Delegates from nearly 200 nations approved an agreement to limit average global warming to 2 degrees Celsius -- or 3.6 degrees Fahrenheit -- above pre-industrial temperatures. The non-binding deal also strives for 1.5 degrees Celsius -- 2.7 degrees Fahrenheit above pre-industrial temperatures.
The accord, which has received cautious praise from environmental groups and scientists, was reached six years after a similar conference in Copenhagen, Denmark, ended in acrimony.
"I think, this time, why those who came have reached an agreement is because all the results of a changing climate have reached every corner of the globe," said Salas, who left Paris shortly before the agreement was announced.
"There hasn't been one country or one city that hasn't been affected one way or the other -- whether it be minor or to a great magnitude."
Salas told City News Service the "evidence is clear" that carbon emissions need to be curbed.
Salas, a former assemblywoman, was invited to the conference by the Local Climate Leaders Circle, which is sponsored by the World Wildlife Fund. She said Chula Vista became active in climate change 21 years ago, and adopted its first climate change plan in 2000.

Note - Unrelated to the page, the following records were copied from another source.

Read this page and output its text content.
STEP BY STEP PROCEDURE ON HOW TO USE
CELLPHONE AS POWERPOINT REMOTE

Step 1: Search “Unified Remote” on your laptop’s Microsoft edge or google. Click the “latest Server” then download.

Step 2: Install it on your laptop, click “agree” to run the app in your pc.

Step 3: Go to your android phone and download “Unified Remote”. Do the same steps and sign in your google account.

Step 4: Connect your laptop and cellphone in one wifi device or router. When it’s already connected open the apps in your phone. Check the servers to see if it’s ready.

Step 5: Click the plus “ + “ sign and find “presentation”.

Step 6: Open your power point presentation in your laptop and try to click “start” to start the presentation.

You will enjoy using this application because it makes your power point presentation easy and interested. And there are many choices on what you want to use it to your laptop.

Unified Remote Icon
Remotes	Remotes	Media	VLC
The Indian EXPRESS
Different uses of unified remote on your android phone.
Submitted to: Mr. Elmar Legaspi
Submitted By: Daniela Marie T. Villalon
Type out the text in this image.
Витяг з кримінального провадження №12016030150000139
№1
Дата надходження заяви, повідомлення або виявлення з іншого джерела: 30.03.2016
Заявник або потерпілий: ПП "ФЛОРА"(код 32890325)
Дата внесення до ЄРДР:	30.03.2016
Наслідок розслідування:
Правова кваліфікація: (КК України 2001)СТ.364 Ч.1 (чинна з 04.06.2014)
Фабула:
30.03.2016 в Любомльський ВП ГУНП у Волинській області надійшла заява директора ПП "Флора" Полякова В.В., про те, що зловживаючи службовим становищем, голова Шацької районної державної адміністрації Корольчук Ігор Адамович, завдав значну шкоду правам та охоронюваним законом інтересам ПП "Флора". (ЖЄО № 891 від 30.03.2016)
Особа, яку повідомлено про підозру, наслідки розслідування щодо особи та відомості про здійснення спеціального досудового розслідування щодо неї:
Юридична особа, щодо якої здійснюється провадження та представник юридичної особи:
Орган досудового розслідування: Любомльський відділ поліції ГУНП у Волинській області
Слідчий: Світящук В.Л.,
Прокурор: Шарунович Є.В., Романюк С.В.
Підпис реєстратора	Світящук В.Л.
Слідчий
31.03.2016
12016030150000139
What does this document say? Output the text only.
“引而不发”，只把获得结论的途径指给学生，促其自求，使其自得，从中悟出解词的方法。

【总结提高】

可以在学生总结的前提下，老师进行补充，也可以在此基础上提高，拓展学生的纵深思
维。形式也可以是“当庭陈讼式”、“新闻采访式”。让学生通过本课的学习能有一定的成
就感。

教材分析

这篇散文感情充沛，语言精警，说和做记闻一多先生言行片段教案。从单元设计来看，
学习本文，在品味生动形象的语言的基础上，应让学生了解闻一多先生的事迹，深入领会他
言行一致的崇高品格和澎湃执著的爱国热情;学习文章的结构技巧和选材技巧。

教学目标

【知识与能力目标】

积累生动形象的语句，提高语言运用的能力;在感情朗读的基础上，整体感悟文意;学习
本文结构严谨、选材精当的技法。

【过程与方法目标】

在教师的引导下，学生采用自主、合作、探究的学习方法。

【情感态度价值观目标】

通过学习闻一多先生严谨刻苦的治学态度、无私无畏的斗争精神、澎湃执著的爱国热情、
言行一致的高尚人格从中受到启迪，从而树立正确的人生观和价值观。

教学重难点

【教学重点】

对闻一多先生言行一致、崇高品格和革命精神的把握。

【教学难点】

The city's plan to address carbon emissions will be taken up again next month, she said.
"The approach that local governments are taking is understanding that 70 percent of all carbon emissions come from cities," Salas said.
"If you act locally, and make changes within your city -- even small changes that ordinary people can do -- that has an effect in reducing how fast our planet is being degraded," Salas said.
"We're all in this together, and that's why there was agreement from countries that in other conferences were really skeptical and actually more detrimental in what we were trying to do."
The agreement calls for individual countries to ratify the deal and set their own limits on emissions.